IX Zjazd Stowarzyszenia “Wolne Pszczoły” odbył się w dniach 15-16 marca 2019 w miejscowości Budy Grabskie, w ośrodku “Grabskie Sioło”. Miał on charakter zamknięty, bez uczestników spoza Stowarzyszenia. Było to spotkanie ściśle celowe, dla załatwienia spraw formalnych. Mamy nadzieję, że następny Zjazd zorganizujemy w formule otwartej i już teraz zapraszamy chętnych do uczestnictwa.
Piątek wieczór jak zwykle w miłej atmosferze zjedliśmy kolację, a później spędziliśmy czas na pogaduszkach o pszczołach. Następnego dnia zaraz po pysznym śniadaniu czekało na nas Walne Zgromadzenie członków Stowarzyszenia Pszczelarstwa Naturalnego “Wolne Pszczoły”.
Szybko zatwierdziliśmy formalne sprawozdania Stowarzyszenia i zajęliśmy się najpierw sprawami najpilniejszymi.
Wobec powstania w ostatnich miesiącach nowej organizacji promującej pszczelarstwo uprawiane całkowicie bez stosowania jakichkolwiek środków do tak zwanego “leczenia”, koordynator Projektu “Fort Knox” zainicjował wydzielenie go z spod skrzydeł Stowarzyszenia. Jednym z powodów była chęć otwarcia przedsięwzięcia na szersze grono potencjalnych uczestników, którzy nie byliby członkami Stowarzyszenia “Wolne Pszczoły”, a chcieliby w nim przyjąć udział. Była to propozycja kontrowersyjna i wzbudziła wiele emocji w czasie dyskusji. Ostatecznie Stowarzyszenie w głosowaniu zdecydowało usamodzielnić Projekt i przekazać jego uczestnikom zbudowaną markę oraz swobodę podejmowania dalszych decyzji odnośnie kierunków rozwoju. Trzymamy kciuki za dalsze postępy “Fortu Knox” i będziemy o nim informować.
Skończyła się kadencja dotychczasowego Zarządu. Zmieniony został regulamin i sprowadzono Zarząd do jednoosobowej funkcji Przedstawiciela, na którego ponownie został wybrany Krzysztof Smirnow. Praca papierkowa w toku, formalności dokończymy na następnym Walnym Zgromadzeniu.
Dziękujemy poprzednim członkom Zarządu za ich pracę i zaangażowanie.

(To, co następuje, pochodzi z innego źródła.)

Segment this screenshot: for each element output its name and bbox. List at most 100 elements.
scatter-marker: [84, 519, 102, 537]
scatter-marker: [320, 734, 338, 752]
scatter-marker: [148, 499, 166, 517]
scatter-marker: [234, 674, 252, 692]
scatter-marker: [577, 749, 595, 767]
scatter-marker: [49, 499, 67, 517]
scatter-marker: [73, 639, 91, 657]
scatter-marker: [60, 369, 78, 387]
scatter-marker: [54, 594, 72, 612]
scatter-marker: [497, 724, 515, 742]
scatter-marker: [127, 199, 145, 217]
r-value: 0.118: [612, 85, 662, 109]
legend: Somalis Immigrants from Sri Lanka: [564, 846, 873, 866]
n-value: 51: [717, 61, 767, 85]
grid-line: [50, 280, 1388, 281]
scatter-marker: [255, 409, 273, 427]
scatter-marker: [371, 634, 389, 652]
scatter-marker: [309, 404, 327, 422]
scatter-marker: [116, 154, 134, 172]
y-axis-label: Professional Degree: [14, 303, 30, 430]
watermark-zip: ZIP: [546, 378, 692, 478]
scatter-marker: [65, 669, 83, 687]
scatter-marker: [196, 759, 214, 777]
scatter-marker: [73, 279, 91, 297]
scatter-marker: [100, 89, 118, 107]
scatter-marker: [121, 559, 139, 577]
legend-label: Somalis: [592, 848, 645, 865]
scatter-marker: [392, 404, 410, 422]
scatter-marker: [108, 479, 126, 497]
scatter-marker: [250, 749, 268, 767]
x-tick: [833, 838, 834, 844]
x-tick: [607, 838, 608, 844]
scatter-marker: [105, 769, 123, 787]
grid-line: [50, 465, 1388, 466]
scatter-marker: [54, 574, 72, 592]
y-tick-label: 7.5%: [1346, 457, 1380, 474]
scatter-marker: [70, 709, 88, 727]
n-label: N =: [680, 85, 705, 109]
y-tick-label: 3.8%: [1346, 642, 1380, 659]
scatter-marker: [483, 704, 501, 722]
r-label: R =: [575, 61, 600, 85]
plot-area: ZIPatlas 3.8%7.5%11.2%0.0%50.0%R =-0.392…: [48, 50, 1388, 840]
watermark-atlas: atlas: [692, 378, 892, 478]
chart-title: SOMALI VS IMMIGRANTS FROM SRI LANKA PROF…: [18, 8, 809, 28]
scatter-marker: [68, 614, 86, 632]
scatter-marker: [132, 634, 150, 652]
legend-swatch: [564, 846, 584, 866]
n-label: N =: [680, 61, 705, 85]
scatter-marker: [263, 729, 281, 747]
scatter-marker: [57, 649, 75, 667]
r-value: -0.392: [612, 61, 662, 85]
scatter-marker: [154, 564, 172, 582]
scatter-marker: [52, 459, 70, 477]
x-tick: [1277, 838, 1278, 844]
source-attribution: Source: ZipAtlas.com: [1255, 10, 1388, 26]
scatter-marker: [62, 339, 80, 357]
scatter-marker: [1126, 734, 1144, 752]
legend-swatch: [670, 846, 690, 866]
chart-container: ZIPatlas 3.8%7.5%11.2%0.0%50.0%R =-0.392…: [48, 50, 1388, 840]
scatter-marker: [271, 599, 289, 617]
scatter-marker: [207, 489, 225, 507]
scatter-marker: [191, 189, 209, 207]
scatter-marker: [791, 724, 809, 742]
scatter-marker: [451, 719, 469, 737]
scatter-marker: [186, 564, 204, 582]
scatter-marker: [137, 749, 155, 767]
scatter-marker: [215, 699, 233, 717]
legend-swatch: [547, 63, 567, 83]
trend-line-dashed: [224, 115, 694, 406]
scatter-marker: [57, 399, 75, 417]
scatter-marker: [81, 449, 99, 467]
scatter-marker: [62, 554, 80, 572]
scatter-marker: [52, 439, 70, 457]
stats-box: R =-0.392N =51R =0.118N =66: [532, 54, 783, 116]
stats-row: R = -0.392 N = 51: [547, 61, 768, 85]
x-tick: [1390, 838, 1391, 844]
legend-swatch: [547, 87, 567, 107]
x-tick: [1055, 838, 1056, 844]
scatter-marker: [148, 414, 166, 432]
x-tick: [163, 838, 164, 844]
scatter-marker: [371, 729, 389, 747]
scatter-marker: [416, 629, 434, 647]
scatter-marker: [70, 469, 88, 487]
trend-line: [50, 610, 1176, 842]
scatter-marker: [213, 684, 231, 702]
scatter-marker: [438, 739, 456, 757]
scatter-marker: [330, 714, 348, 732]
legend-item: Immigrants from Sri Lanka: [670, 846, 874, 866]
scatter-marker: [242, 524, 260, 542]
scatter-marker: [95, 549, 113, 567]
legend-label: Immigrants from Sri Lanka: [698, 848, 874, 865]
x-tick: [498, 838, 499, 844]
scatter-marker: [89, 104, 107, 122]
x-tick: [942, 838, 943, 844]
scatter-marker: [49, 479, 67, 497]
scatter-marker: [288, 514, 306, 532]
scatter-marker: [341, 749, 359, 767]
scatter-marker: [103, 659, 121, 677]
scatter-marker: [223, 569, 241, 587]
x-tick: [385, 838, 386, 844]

Koordynator wydania aperiodyku “Wolnopszczelarstwo”, Jakub Jaroński, podsumował udane przedsięwzięcie i zdał projekt. Dziękujemy za jego pracę, jak również całemu zespołowi redakcyjnemu. Wydawanie czasopisma było trudnym, ale jednocześnie inspirującym i bardzo pouczającym procesem. Ustaliliśmy też, że musimy dokończyć produkcję krótkiego filmu promocyjnego, nad którym prace rozpoczęliśmy jeszcze półtora roku temu.
W dalszym toku obrad podsumowaliśmy pozostałe sprawy oraz rozmawialiśmy o innych przedsięwzięciach wartych rozważenia. O niektórych będzie można przeczytać już wkrótce na naszej stronie. Nawał spraw ledwo pozwolił nam zdążyć na obiad, część tematów mogłaby zostać jeszcze pogłębiona, jednak zdecydowaliśmy się zrobić to na forum i pozwolić chętnym działać.
Po wyjątkowo smacznym i obfitym obiedzie powoli rozjechaliśmy się z powrotem do domów. To był krótki, acz obfity w pomysły i emocje zjazd. Krótsza jego forma, bo zaledwie 24h, pozwoliła dołączyć większej liczbie członków stowarzyszenia bez znacznego rozbijania ich prywatnych planów, lecz większość z nas czuła niedosyt. Niemniej taka forma zjazdu również się sprawdziła.
Do zobaczenia na następnym zjeździe!